Les hivers rudes ont eu un impact négatif sur ceux qui travaillaient en plein air et beaucoup d’employés ont été licenciés pendant les hivers. Ils ont décroché des emplois dans des usines et certains conduisaient et livraient du fuel pour le chauffage dans la région de Toronto et en banlieue.
Ma mère avait quatre sœurs et deux frères. L’une de ses sœurs, Corrie VanDolder-Salij, a immigré au Canada en 1952 et un de ses frères, Joop (John) Salij en 1956. Les parents de mon père ont aussi immigré en 1952 mais n’ont pas réussi à s’habituer à l’environnement et surtout à la langue. Ils sont repartis aux Pays-Bas après avoir passé un an seulement au Canada.
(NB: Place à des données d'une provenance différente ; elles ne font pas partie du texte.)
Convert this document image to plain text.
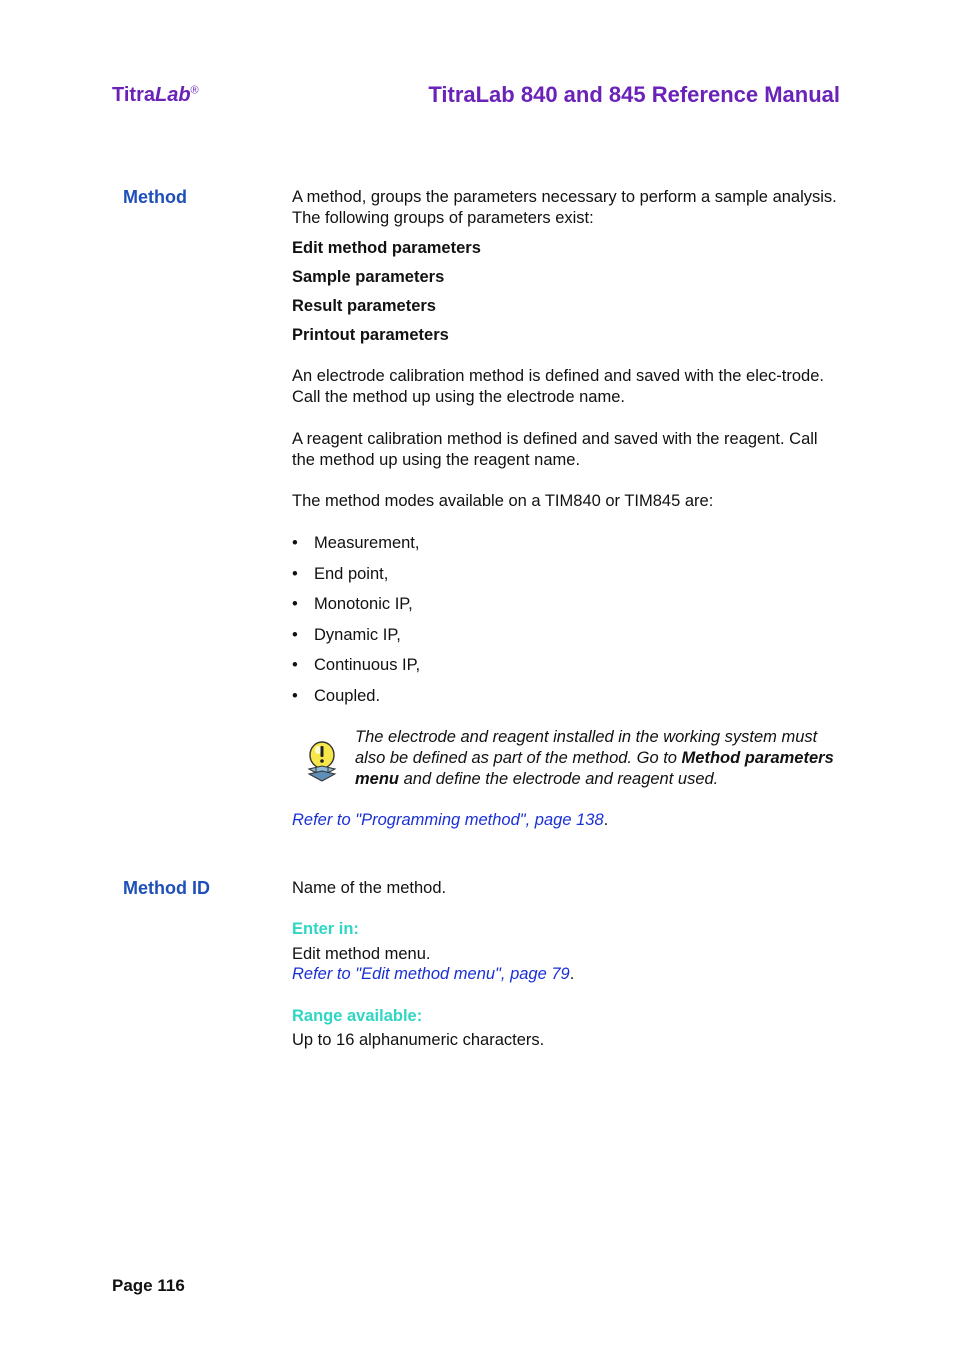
TitraLab®	TitraLab 840 and 845 Reference Manual
Method	A method, groups the parameters necessary to perform a sample analysis. The following groups of parameters exist:

Edit method parameters
Sample parameters
Result parameters
Printout parameters
An electrode calibration method is defined and saved with the elec-trode. Call the method up using the electrode name.
A reagent calibration method is defined and saved with the reagent. Call the method up using the reagent name.
The method modes available on a TIM840 or TIM845 are:
• Measurement,
• End point,
• Monotonic IP,
• Dynamic IP,
• Continuous IP,
• Coupled.
The electrode and reagent installed in the working system must also be defined as part of the method. Go to Method parameters menu and define the electrode and reagent used.
Refer to "Programming method", page 138.
Method ID	Name of the method.
Enter in:
Edit method menu.
Refer to "Edit method menu", page 79.
Range available:
Up to 16 alphanumeric characters.
Page 116
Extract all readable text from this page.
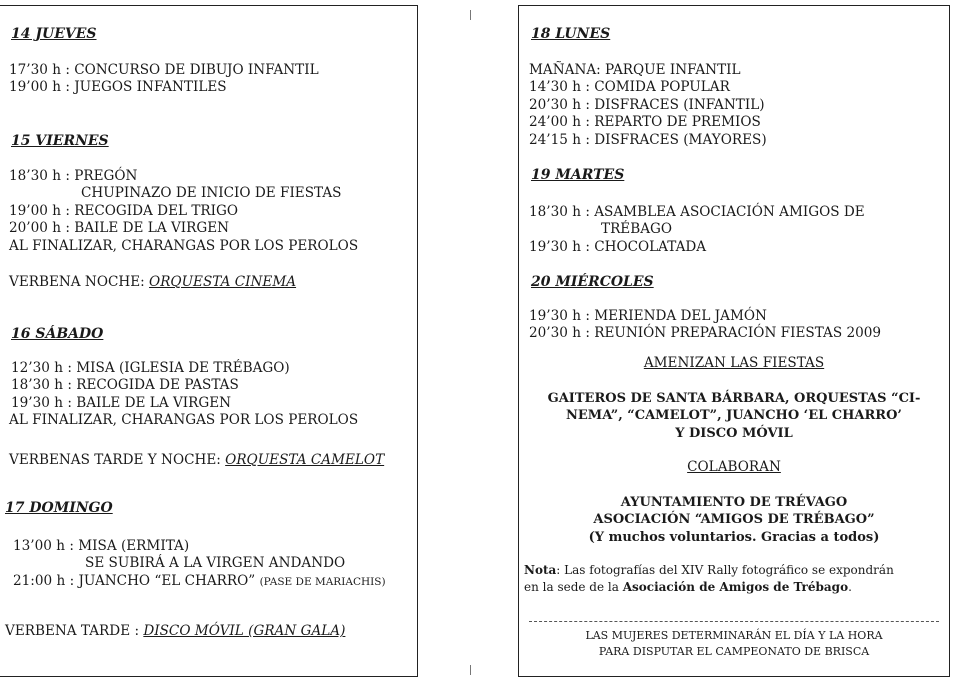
14 JUEVES
17’30 h : CONCURSO DE DIBUJO INFANTIL
19’00 h : JUEGOS INFANTILES
15 VIERNES
18’30 h : PREGÓN
CHUPINAZO DE INICIO DE FIESTAS
19’00 h : RECOGIDA DEL TRIGO
20’00 h : BAILE DE LA VIRGEN
AL FINALIZAR, CHARANGAS POR LOS PEROLOS
VERBENA NOCHE: ORQUESTA CINEMA
16 SÁBADO
12’30 h : MISA (IGLESIA DE TRÉBAGO)
18’30 h : RECOGIDA DE PASTAS
19’30 h : BAILE DE LA VIRGEN
AL FINALIZAR, CHARANGAS POR LOS PEROLOS
VERBENAS TARDE Y NOCHE: ORQUESTA CAMELOT
17 DOMINGO
13’00 h : MISA (ERMITA)
SE SUBIRÁ A LA VIRGEN ANDANDO
21:00 h : JUANCHO “EL CHARRO” (PASE DE MARIACHIS)
VERBENA TARDE : DISCO MÓVIL (GRAN GALA)
18 LUNES
MAÑANA: PARQUE INFANTIL
14’30 h : COMIDA POPULAR
20’30 h : DISFRACES (INFANTIL)
24’00 h : REPARTO DE PREMIOS
24’15 h : DISFRACES (MAYORES)
19 MARTES
18’30 h : ASAMBLEA ASOCIACIÓN AMIGOS DE
TRÉBAGO
19’30 h : CHOCOLATADA
20 MIÉRCOLES
19’30 h : MERIENDA DEL JAMÓN
20’30 h : REUNIÓN PREPARACIÓN FIESTAS 2009
AMENIZAN LAS FIESTAS
GAITEROS DE SANTA BÁRBARA, ORQUESTAS “CI-
NEMA”, “CAMELOT”, JUANCHO ‘EL CHARRO’
Y DISCO MÓVIL
COLABORAN
AYUNTAMIENTO DE TRÉVAGO
ASOCIACIÓN “AMIGOS DE TRÉBAGO”
(Y muchos voluntarios. Gracias a todos)
Nota: Las fotografías del XIV Rally fotográfico se expondrán
en la sede de la Asociación de Amigos de Trébago.
LAS MUJERES DETERMINARÁN EL DÍA Y LA HORA
PARA DISPUTAR EL CAMPEONATO DE BRISCA
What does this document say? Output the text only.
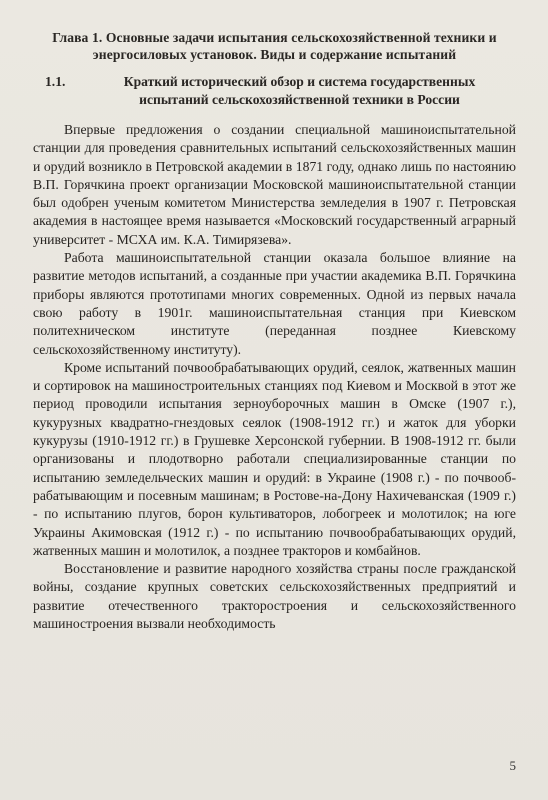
Глава 1. Основные задачи испытания сельскохозяйственной техники и энергосиловых установок. Виды и содержание испытаний
1.1.	Краткий исторический обзор и система государственных испытаний сельскохозяйственной техники в России

Впервые предложения о создании специальной машиноиспытательной станции для проведения сравнительных испытаний сельскохозяйственных машин и орудий возникло в Петровской академии в 1871 году, однако лишь по настоянию В.П. Горячкина проект организации Московской машиноиспытательной станции был одобрен ученым комитетом Министерства земледелия в 1907 г. Петровская академия в настоящее время называется «Московский государственный аграрный университет - МСХА им. К.А. Тимирязева».

Работа машиноиспытательной станции оказала большое влияние на развитие методов испытаний, а созданные при участии академика В.П. Горячкина приборы являются прототипами многих современных. Одной из первых начала свою работу в 1901г. машиноиспытательная станция при Киевском политехническом институте (переданная позднее Киевскому сельскохозяйственному институту).

Кроме испытаний почвообрабатывающих орудий, сеялок, жатвенных машин и сортировок на машиностроительных станциях под Киевом и Москвой в этот же период проводили испытания зерноуборочных машин в Омске (1907 г.), кукурузных квадратно-гнездовых сеялок (1908-1912 гг.) и жаток для уборки кукурузы (1910-1912 гг.) в Грушевке Херсонской губернии. В 1908-1912 гг. были организованы и плодотворно работали специализированные станции по испытанию земледельческих машин и орудий: в Украине (1908 г.) - по почвообрабатывающим и посевным машинам; в Ростове-на-Дону Нахичеванская (1909 г.) - по испытанию плугов, борон культиваторов, лобогреек и молотилок; на юге Украины Акимовская (1912 г.) - по испытанию почвообрабатывающих орудий, жатвенных машин и молотилок, а позднее тракторов и комбайнов.

Восстановление и развитие народного хозяйства страны после гражданской войны, создание крупных советских сельскохозяйственных предприятий и развитие отечественного тракторостроения и сельскохозяйственного машиностроения вызвали необходимость

5
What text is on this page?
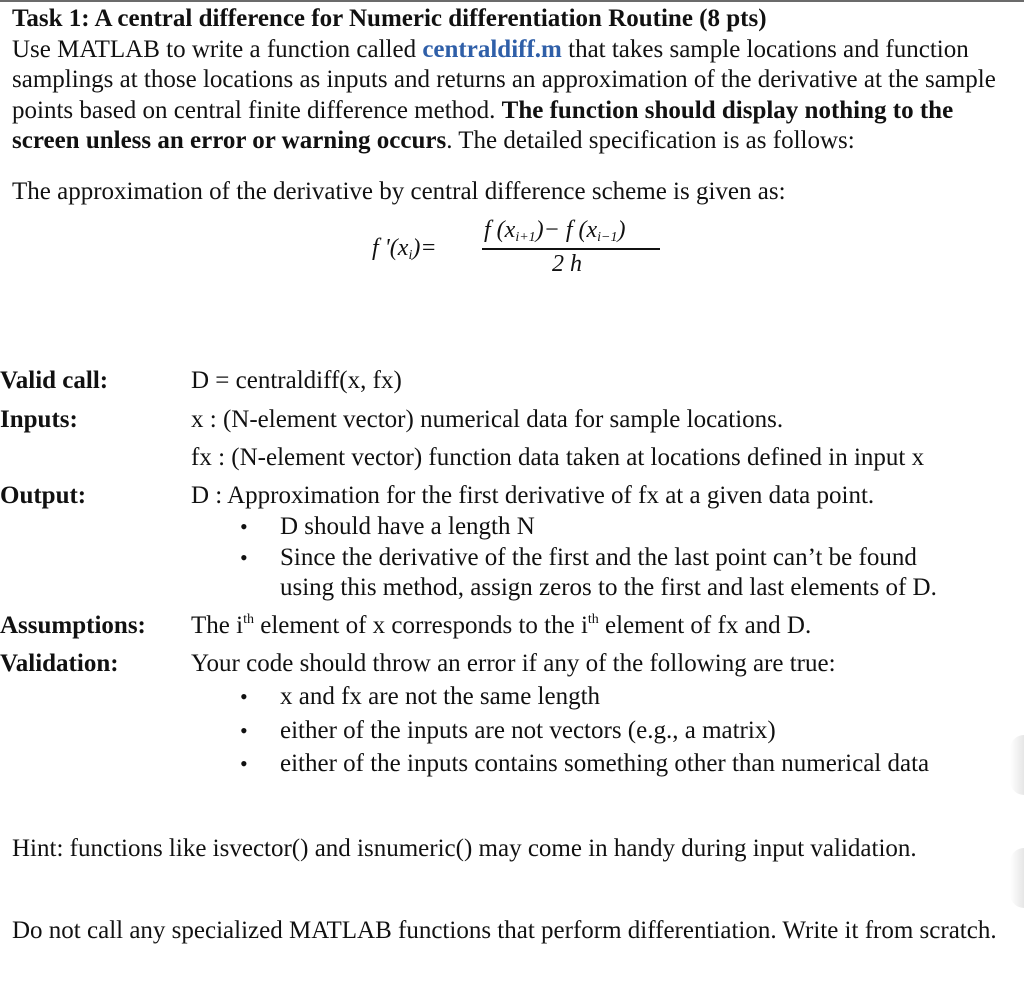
Task 1: A central difference for Numeric differentiation Routine (8 pts)
Use MATLAB to write a function called centraldiff.m that takes sample locations and function samplings at those locations as inputs and returns an approximation of the derivative at the sample points based on central finite difference method. The function should display nothing to the screen unless an error or warning occurs. The detailed specification is as follows:

The approximation of the derivative by central difference scheme is given as:

f '$(x_i)=$
f $(x_{i+1})- f$ $(x_{i-1})$
2 h
Valid call:	D = centraldiff(x, fx)
Inputs:	x : (N-element vector) numerical data for sample locations.
fx : (N-element vector) function data taken at locations defined in input x
Output:	D : Approximation for the first derivative of fx at a given data point.
• D should have a length N
• Since the derivative of the first and the last point can’t be found
using this method, assign zeros to the first and last elements of D.
Assumptions: The $i^{th}$ element of x corresponds to the $i^{th}$ element of fx and D.
Validation:	Your code should throw an error if any of the following are true:
• x and fx are not the same length
• either of the inputs are not vectors (e.g., a matrix)
• either of the inputs contains something other than numerical data
Hint: functions like isvector() and isnumeric() may come in handy during input validation.
Do not call any specialized MATLAB functions that perform differentiation. Write it from scratch.
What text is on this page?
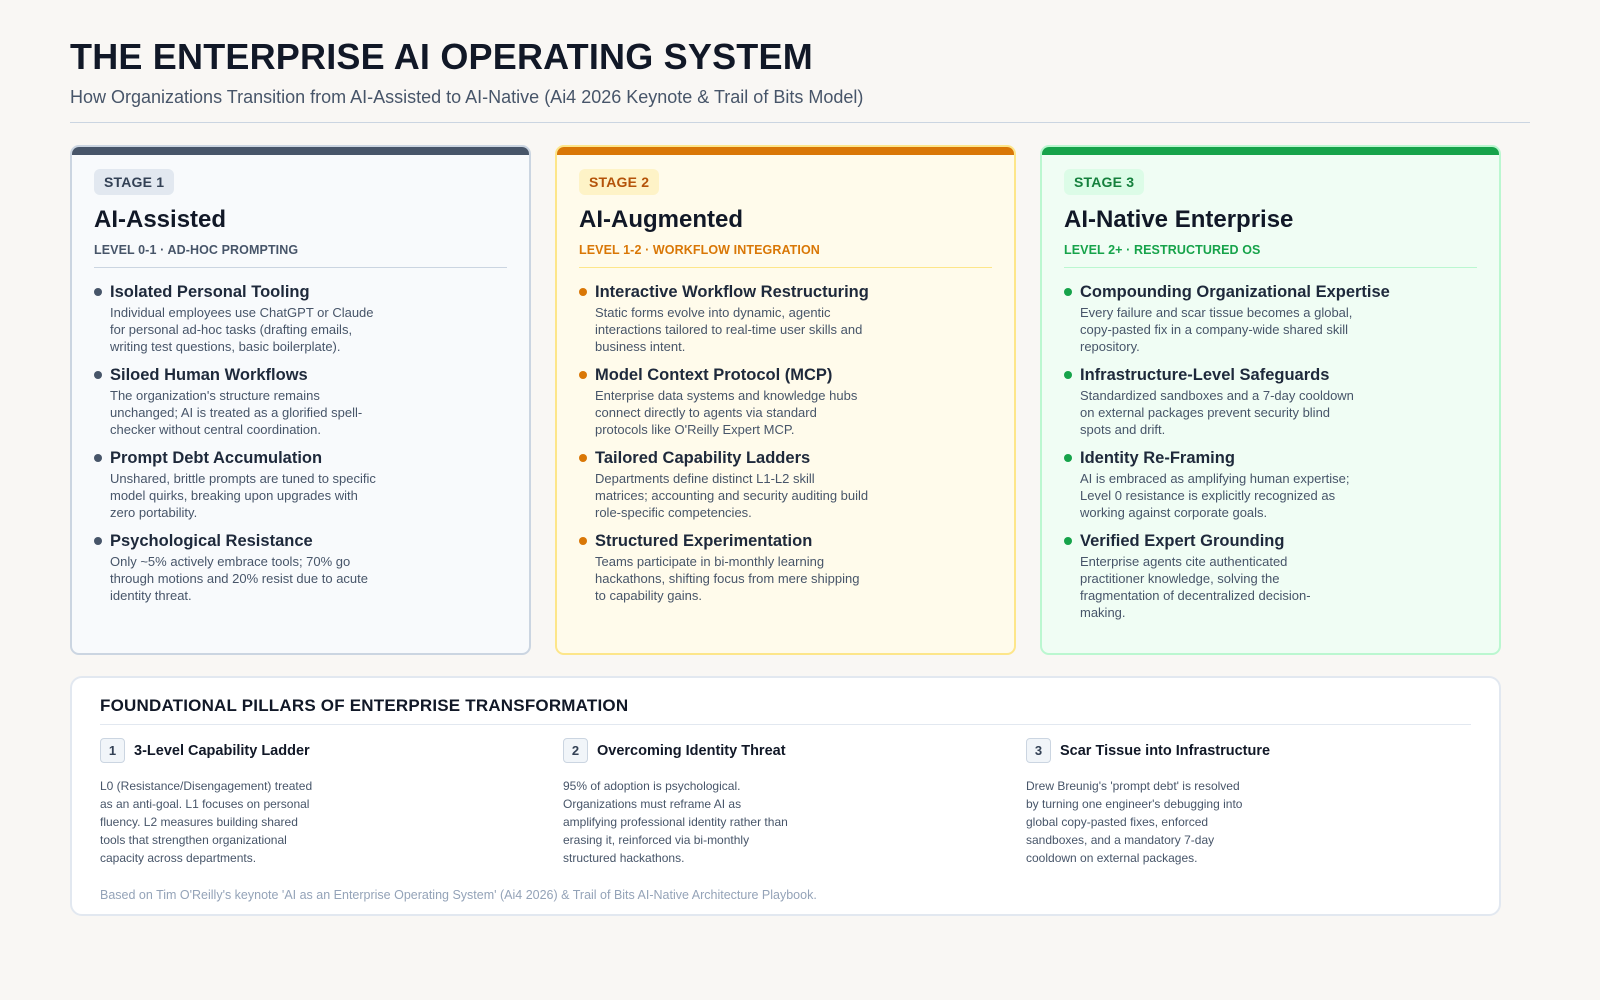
THE ENTERPRISE AI OPERATING SYSTEM
How Organizations Transition from AI-Assisted to AI-Native (Ai4 2026 Keynote & Trail of Bits Model)
STAGE 1
AI-Assisted
LEVEL 0-1 · AD-HOC PROMPTING
Isolated Personal Tooling
Individual employees use ChatGPT or Claude for personal ad-hoc tasks (drafting emails, writing test questions, basic boilerplate).
Siloed Human Workflows
The organization's structure remains unchanged; AI is treated as a glorified spell-checker without central coordination.
Prompt Debt Accumulation
Unshared, brittle prompts are tuned to specific model quirks, breaking upon upgrades with zero portability.
Psychological Resistance
Only ~5% actively embrace tools; 70% go through motions and 20% resist due to acute identity threat.
STAGE 2
AI-Augmented
LEVEL 1-2 · WORKFLOW INTEGRATION
Interactive Workflow Restructuring
Static forms evolve into dynamic, agentic interactions tailored to real-time user skills and business intent.
Model Context Protocol (MCP)
Enterprise data systems and knowledge hubs connect directly to agents via standard protocols like O'Reilly Expert MCP.
Tailored Capability Ladders
Departments define distinct L1-L2 skill matrices; accounting and security auditing build role-specific competencies.
Structured Experimentation
Teams participate in bi-monthly learning hackathons, shifting focus from mere shipping to capability gains.
STAGE 3
AI-Native Enterprise
LEVEL 2+ · RESTRUCTURED OS
Compounding Organizational Expertise
Every failure and scar tissue becomes a global, copy-pasted fix in a company-wide shared skill repository.
Infrastructure-Level Safeguards
Standardized sandboxes and a 7-day cooldown on external packages prevent security blind spots and drift.
Identity Re-Framing
AI is embraced as amplifying human expertise; Level 0 resistance is explicitly recognized as working against corporate goals.
Verified Expert Grounding
Enterprise agents cite authenticated practitioner knowledge, solving the fragmentation of decentralized decision-making.
FOUNDATIONAL PILLARS OF ENTERPRISE TRANSFORMATION
1	3-Level Capability Ladder
L0 (Resistance/Disengagement) treated as an anti-goal. L1 focuses on personal fluency. L2 measures building shared tools that strengthen organizational capacity across departments.
2	Overcoming Identity Threat
95% of adoption is psychological. Organizations must reframe AI as amplifying professional identity rather than erasing it, reinforced via bi-monthly structured hackathons.
3	Scar Tissue into Infrastructure
Drew Breunig's 'prompt debt' is resolved by turning one engineer's debugging into global copy-pasted fixes, enforced sandboxes, and a mandatory 7-day cooldown on external packages.
Based on Tim O'Reilly's keynote 'AI as an Enterprise Operating System' (Ai4 2026) & Trail of Bits AI-Native Architecture Playbook.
À notre arrivée à Toronto, j’ai été inscrit dans le système scolaire public local et placé en première année car je ne parlais pas la langue. On n’enseignait pas l’anglais langue seconde à l’époque. Aux Pays-Bas, j’étais en troisième année, alors c’était un choc pour moi de m’asseoir en classe avec des enfants de 5 ou 6 ans. J’ai assimilé la langue assez vite pour faire des activités que font les élèves de troisième année. Pour les bases comme l’arithmétique, j’étais en avance. L’année suivante, j’avais atteint le niveau de mon âge. J’ai été très chanceux d’aller à l’école et après, à l’école secondaire de Bathurst Heights, j’ai étudié le traitement de données électroniques, qui était une nouvelle technologie. À l’époque, c’était les tabulatrices et d’énormes systèmes informatiques qui prenaient beaucoup de place au mètre carré. Il n’y a pas de comparaison à faire entre l’équipement d’aujourd’hui, tel que les ordinateurs personnels et de bureau, et l’équipement de l’époque. L’équipement à vitesse astronomique et les systèmes de stockage en milliards de bites. Il est difficile de comprendre comment les matériels et les logiciels créés ces 50 dernières années pouvaient être sophistiqués comparés à maintenant. Je me sens aujourd’hui comme un dinosaure. J’ai passé un certain nombre d’années aux États-Unis car à l’époque les opportunités de carrière se limitaient à quelques grandes organisations. Après avoir acquis assez d’expérience, je suis retourné au Canada, plus précisément sur la côte ouest de la Colombie-Britannique. J’ai été employé quelque temps. Peu après en 1970, j’ai créé ma propre compagnie. Je travaille toujours aujourd’hui et j’habite à Vancouver. La compagnie offre des services reliés au traitement de données et à la communication mercatique. Nous utilisons divers ordinateurs, imprimantes laser, des machines à encre et autres équipements pour maintenir les différents services offerts.
Mon père est décédé en 1999. Ma mère, Wilma est morte paisiblement pendant sa sieste le 27 juin 2007.